Fred Glass

Imperfect Network Calls

I recently audited our estate and noticed many inconsistencies in how we make service calls. Who knew there could be such variation for a commonplace task? Some pitfalls include...

No Logging

In particular, pre-request and post-response logging. Many times I have been debugging a production issue and found it difficult to know what the state of execution was. Did the code reach this point? Did it hang on this network request? Without sufficient logging, these questions can be a pain to answer. Even when the logs are there, contextual information is frequently missing, e.g., request duration and status codes. Consider adding this in a structured way (using structlog in Python) so that the info can be easily parsed if needed.

No Metrics

Metrics, another pillar of observability. These should be published by default, not in reaction to a production issue. The bare minimum should be a metric to track the request duration (in such a way that percentiles can be calculated) and an error counter. I usually prefer generic metric names (mysvc.external.duration.ms) and offload contextual information to tags, being careful with cardinality in order to avoid an explosion in the number of time series generated.

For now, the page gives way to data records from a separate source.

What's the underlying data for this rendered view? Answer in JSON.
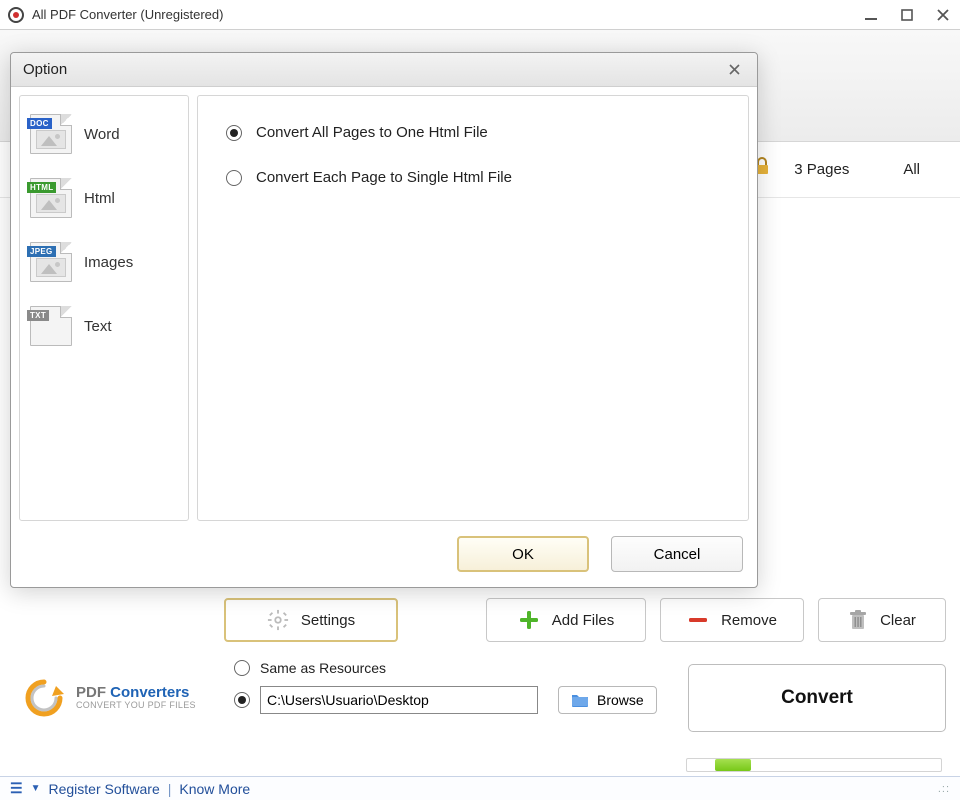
{
  "window": {
    "title": "All PDF Converter (Unregistered)"
  },
  "tabs": {
    "pages": "3 Pages",
    "all": "All"
  },
  "controls": {
    "settings": "Settings",
    "add_files": "Add Files",
    "remove": "Remove",
    "clear": "Clear"
  },
  "destination": {
    "same_as_resources": "Same as Resources",
    "path": "C:\\Users\\Usuario\\Desktop",
    "browse": "Browse"
  },
  "convert_label": "Convert",
  "brand": {
    "line1_plain": "PDF ",
    "line1_bold": "Converters",
    "tagline": "CONVERT YOU PDF FILES"
  },
  "footer": {
    "register": "Register Software",
    "know_more": "Know More"
  },
  "dialog": {
    "title": "Option",
    "side": {
      "word": "Word",
      "html": "Html",
      "images": "Images",
      "text": "Text"
    },
    "options": {
      "all_to_one": "Convert All Pages to One Html File",
      "each_to_single": "Convert Each Page to Single Html File"
    },
    "ok": "OK",
    "cancel": "Cancel"
  }
}
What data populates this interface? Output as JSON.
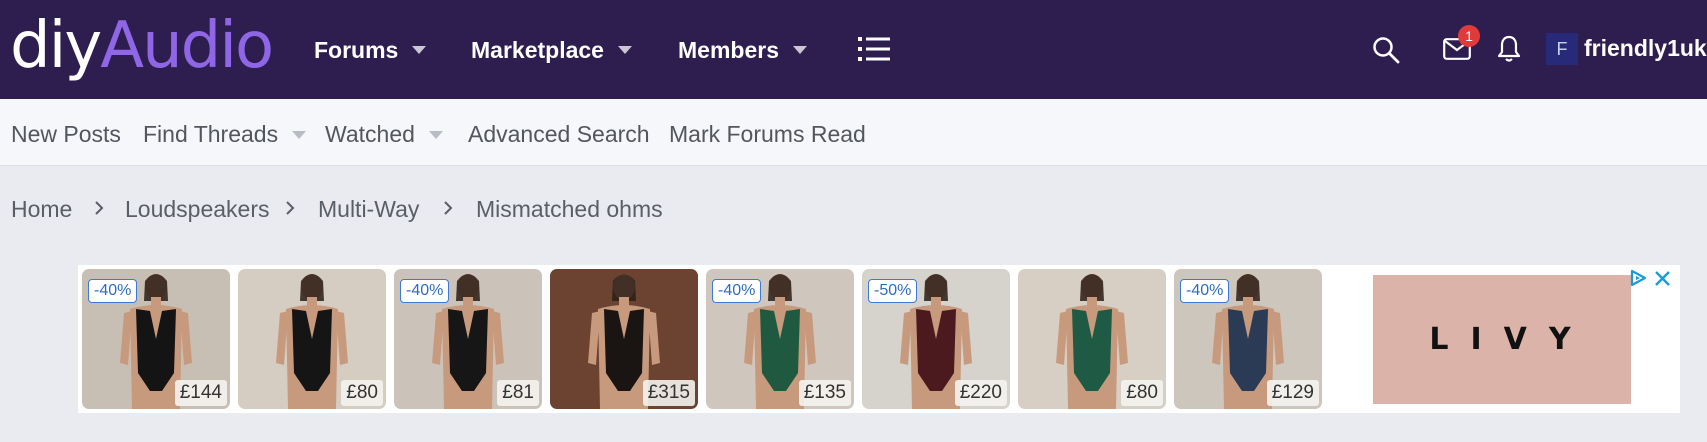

Be wary of any rollups done by your metric backend. Often the local agent will buffer for 30s, aggregating over that window. This can cause confusion when calculating values or plotting time series where further runtime consolidation can happen. There are a number of other pitfalls here, like using the mean for long-tailed distributions (prefer percentiles) or neglecting the worst-case (the "95% lie"). I recommend watching "How NOT to Measure Latency" where Gil Tene goes into greater depth on some of these.

No Retry Strategy

Retries are a powerful tool to improve your robustness with flaky dependencies. However, they can be easily misused and result in work amplification ("retry storms"). There is no one-size-fits-all solution here but I generally use exponential backoff and jitter with sensible defaults (using tenacity in Python) and then tune as needed. One mistake I often see is retrying every possible error scenario, rather than only transient errors. In an HTTP request, an easy way to do this is by using status codes. If you receive a 422 Unprocessable Content then retries are probably not going to help, whereas they can for 429 Too Many Requests (using "Retry-After" headers, if provided).

Another common oversight is not tracking retry counts. A service that occasionally fails represents a significantly different operational risk to one that consistently trips up. At the very least, log a warning when a retry happens so that there is an audit trail.

No Response Validation

Hope is not a strategy. Validate data that you receive using libraries like pydantic (Python) or zod (TypeScript). Consider following Postel's law and being "liberal in what you accept" from others, like ignoring response keys that you never consume, but still failing fast on inappropriate input.

Inconsistent Error Handling

I've seen this done so many different ways. Rather than trying to enumerate all error paths, it's easiest to catch a base exception (e.g., RequestException in Python's requests) unless you need the higher level of granularity. I like to wrap the exception using a custom exception (SomeServiceNameError) and re-raise in order to avoid leaking implementation details of the underlying networking library.

No Correlation ID Propagation

Hopefully you already have correlation IDs implemented, allowing you to reconstruct the request lifecycle by joining logs together. One thing often forgotten is the propagation of these IDs to internal dependencies, e.g., via an X-Request-Id header. This propagation allows you to join logs across service boundaries which is valuable when debugging. Of course, you will need to extract and use these IDs on the callee side and this may be outside your control if the service is owned by another team (which it probably is as per Conway's law). This is a good example of something that should be an organisational standard ("every service should send and receive the correlation ID using header XYZ").


In summary, there are a number of pitfalls even for a simple task like sending a network request. Consider incorporating some of the recommendations above and defining standards or templates for your team to ensure correctness and consistency. I've probably missed a ton of other things here — drop me a message if you think of more and/or you disagree with any that I have listed.